Jay Cassidy had a similar experience with the director: “While he was shooting he didn’t really look at any cuts. He looked at dailies to the degree he needed to but hardly everything, but at the same time he finished shooting in May in New York and he was in the cutting room on the next day in LA. When he got back he tended to watch cuts that we’d done and also catch up on dailies that he feels he needs to see at that moment. He doesn’t ever watch an assembly, he prefers to work through the scenes a bit so you get something together that he can watch. Instead of a five hour assembly he perhaps is watching a three hour cut the first time. That’s a strategy he’s evolved and so we certainly accomodate it.
“As far as him being there, he’s there a lot and he tends to talk about ideas to execute and then he’ll maybe go in to another room with another editor and you execute that and he’ll come back. You will also re-watch dailies with him if it’s relevant to the moment. He also likes to build alternate versions of scenes and then everyone has their say on what works.
“One producer is on the set with him everyday, John Gordon who has been with him since 1996. He was also in the cutting room from the beginning. As David gets confident with the cut and it comes down to a manageable, screenable event he brings in the other producers to get their reaction .
American Hustle had seven AVID systems on the movie. Three editor systems, two picture assistants, one VFX editor, and one video satellite for the music editor’s ProTools.
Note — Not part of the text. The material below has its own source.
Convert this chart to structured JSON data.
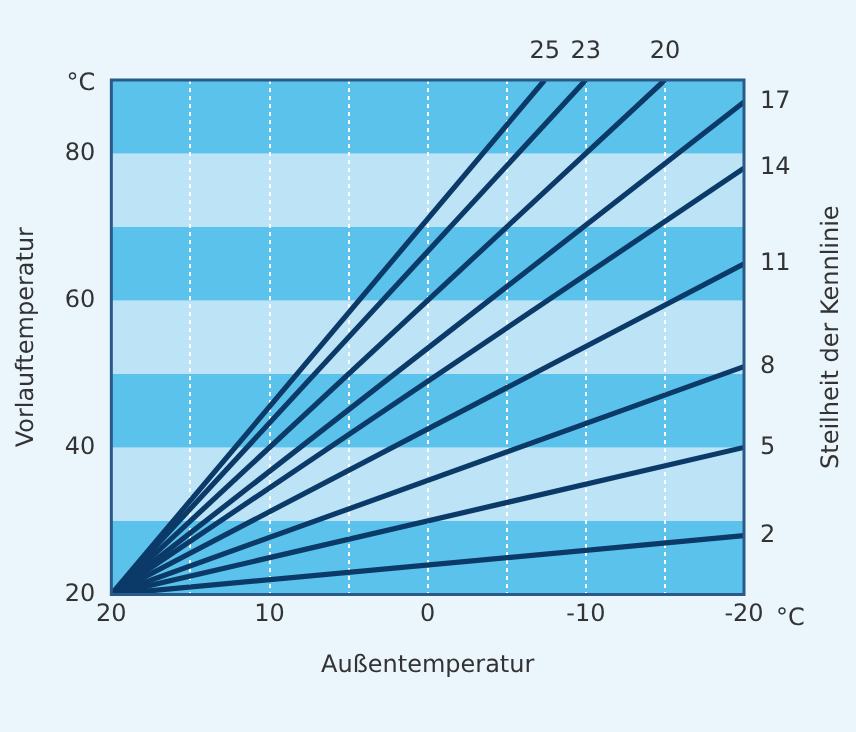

All attached to an Avid ISIS.
The VFX editor was down the hall with the in-house VFX team. Because they had Avid ISIS, they were able to attached that system through the building’s pre-wired ethernet lines. The VFX editor would update the cut every morning with the latest VFX work, they’d review and integrate VFX iterations.
The sound editors were not attached to the ISIS as they were at a different location. They would turned over AAFs to them for each of the temp dubs, receiving stems back from the re-recording stage. They would load the stems into their system and carried them on the timeline so they’d always have the most up-to-date mix for editing.
Media Composer 6.5.3 was used and the media was 1920×1080 DNxHD 115 codec. The Media Composers were configured with the Nitris hardware. The film was scanned and conformed by EFilm in Los Angeles.